これ故、享楽は自身の身体から生じる。とりわけ境界領域から来る(口唇、肛門、性器、目、耳、肌。ラカンはこれを既にセミネールXIで論じている)。そのとき、享楽にかかわる不安は、基本的には、自身の欲動と享楽によって圧倒されてしまう不安である。それに対する防衛が、母なる大他者 the (m)Otherへの防衛に移行する事実は、所与の社会構造内での、典型的な発達過程にすべて関係する。

我々の身体は〈他者〉である。それは享楽する。もし可能なら我々とともに。もし必要なら我々なしで。事態をさらに複雑化するのは、〈他者〉の元々の意味が、新しい意味と一緒に、まだ現れていることだ。とはいえ若干の変更がある。二つの意味のあいだに混淆があるのは偶然ではない。一方で我々は、身体としての〈他者〉を持っており、そこから享楽が生じる。他方で、母なる大他者 the (m)Otherとしての〈他者〉があり、シニフィアンの媒介として享楽へのアクセスを提供する。実にラカンの新しい理論においては、主体は自身の享楽へのアクセスを獲得するのは、唯一〈他者〉から来るシニフィアン(「徴づけmarkings」と呼ばれる)の媒介を通してのみなのである。(ポール・バーハウ2009,PAUL VERHAEGHE, New studies of old villains、私訳,PDF

大他者の《新しい意味は、自身の身体を示している》とあるが、実際に《異者としての身体(フロイトの異物 Fremdkörper[参照]) corps qui nous est étranger》(S23)という表現がある他、さらに中期ラカンにも 《大他者は身体である L'Autre … c'est le corps ! (S14) 》という表現がある。これは前期ラカンのイマジネールな身体のことではけっしてない。
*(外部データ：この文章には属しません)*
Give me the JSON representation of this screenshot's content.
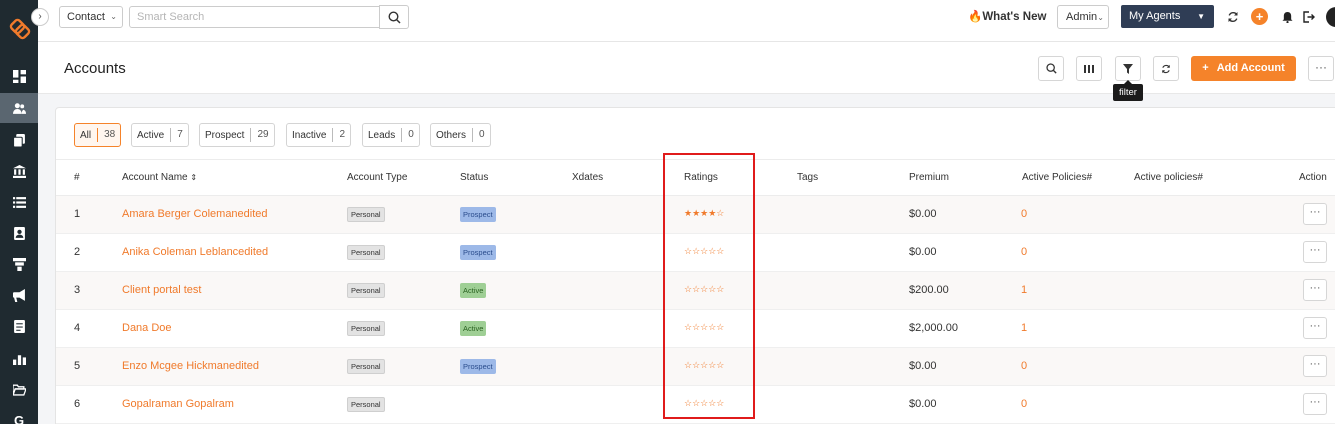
{
  "topbar": {
    "contact_select": "Contact",
    "search_placeholder": "Smart Search",
    "whats_new": "What's New",
    "admin_select": "Admin",
    "agents_select": "My Agents"
  },
  "page": {
    "title": "Accounts",
    "add_button": "Add Account",
    "filter_tooltip": "filter",
    "more_label": "···"
  },
  "filters": [
    {
      "label": "All",
      "count": "38"
    },
    {
      "label": "Active",
      "count": "7"
    },
    {
      "label": "Prospect",
      "count": "29"
    },
    {
      "label": "Inactive",
      "count": "2"
    },
    {
      "label": "Leads",
      "count": "0"
    },
    {
      "label": "Others",
      "count": "0"
    }
  ],
  "table": {
    "headers": {
      "num": "#",
      "name": "Account Name",
      "type": "Account Type",
      "status": "Status",
      "xdates": "Xdates",
      "ratings": "Ratings",
      "tags": "Tags",
      "premium": "Premium",
      "active_policies": "Active Policies#",
      "active_policies_2": "Active policies#",
      "action": "Action"
    },
    "rows": [
      {
        "num": "1",
        "name": "Amara Berger Colemanedited",
        "type": "Personal",
        "status": "Prospect",
        "stars": "★★★★☆",
        "premium": "$0.00",
        "policies": "0"
      },
      {
        "num": "2",
        "name": "Anika Coleman Leblancedited",
        "type": "Personal",
        "status": "Prospect",
        "stars": "☆☆☆☆☆",
        "premium": "$0.00",
        "policies": "0"
      },
      {
        "num": "3",
        "name": "Client portal test",
        "type": "Personal",
        "status": "Active",
        "stars": "☆☆☆☆☆",
        "premium": "$200.00",
        "policies": "1"
      },
      {
        "num": "4",
        "name": "Dana Doe",
        "type": "Personal",
        "status": "Active",
        "stars": "☆☆☆☆☆",
        "premium": "$2,000.00",
        "policies": "1"
      },
      {
        "num": "5",
        "name": "Enzo Mcgee Hickmanedited",
        "type": "Personal",
        "status": "Prospect",
        "stars": "☆☆☆☆☆",
        "premium": "$0.00",
        "policies": "0"
      },
      {
        "num": "6",
        "name": "Gopalraman Gopalram",
        "type": "Personal",
        "status": "",
        "stars": "☆☆☆☆☆",
        "premium": "$0.00",
        "policies": "0"
      }
    ],
    "action_label": "···"
  },
  "sidebar": {
    "letter_item": "G"
  },
  "colors": {
    "accent": "#f5832a",
    "sidebar_bg": "#1f2a30",
    "highlight": "#e01b1b"
  }
}
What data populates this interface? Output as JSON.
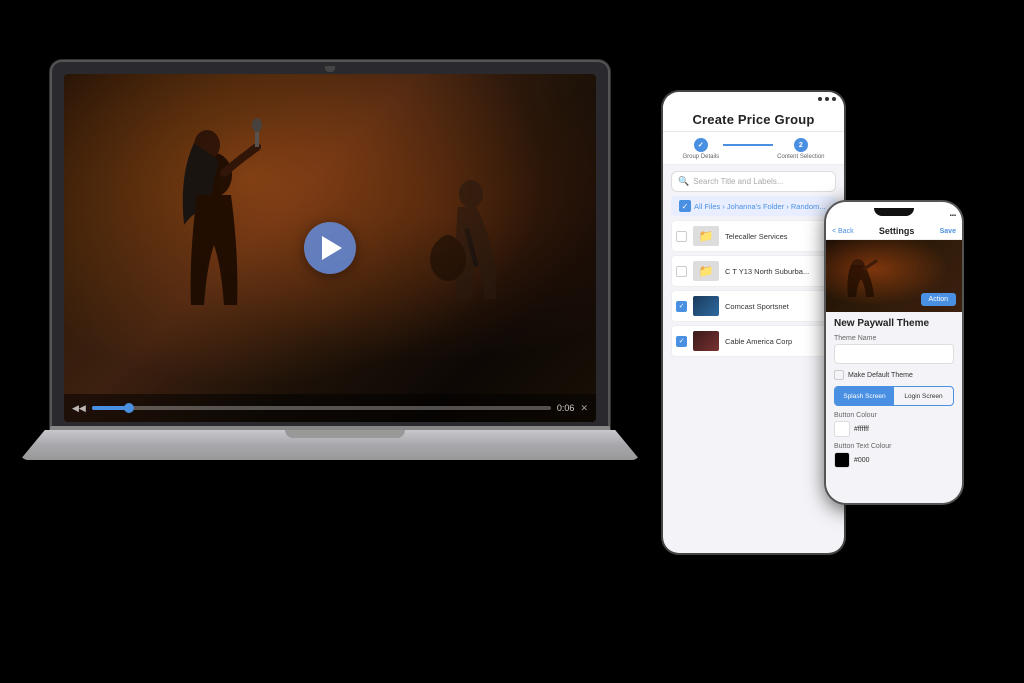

ーーさて仮にポール・バーハウのいうことが正しいとしてみよう。そのとき次のラカンの文はどちらの享楽(他の享楽、大他者の享楽)なのだろうか?

J(Ⱥ)は享楽にかかわる。だが大他者の享楽のことではない。というのは私は、大他者の大他者はない、つまり、大他者の場としての象徴界に相反するものは何もない、と言ったのだから。大他者の享楽はない。大他者の大他者はないのだから。それが、斜線を引かれたA [Ⱥ] の意味である。

…que j'ai déjà ici noté de J(Ⱥ) .Il s'agit de la jouissance, de la jouissance, non pas de l'Autre, au titre de ceci que j'ai énoncé : - qu'il n'y a pas d'Autre de l'Autre, - qu'au Symbolique - lieu de l'Autre comme tel - rien n'est opposé, - qu'il n'y a pas de jouissance de l'Autre en ceci qu'il n'y a pas d'Autre de l'Autre, et que c'est ce que veut dire cet A barré [Ⱥ]. (Lacan,Séminaire XXIII Le sinthome Décembre 1975)

ロレンツォ・キエーザは、J(Ⱥ)を「他の享楽autre jouissance」だとしている(ロレンツォによれば上のセミネール23の文はミレール版では奇妙な形で変更されているらしいが、今かかげた文は、音声聴き取り版)。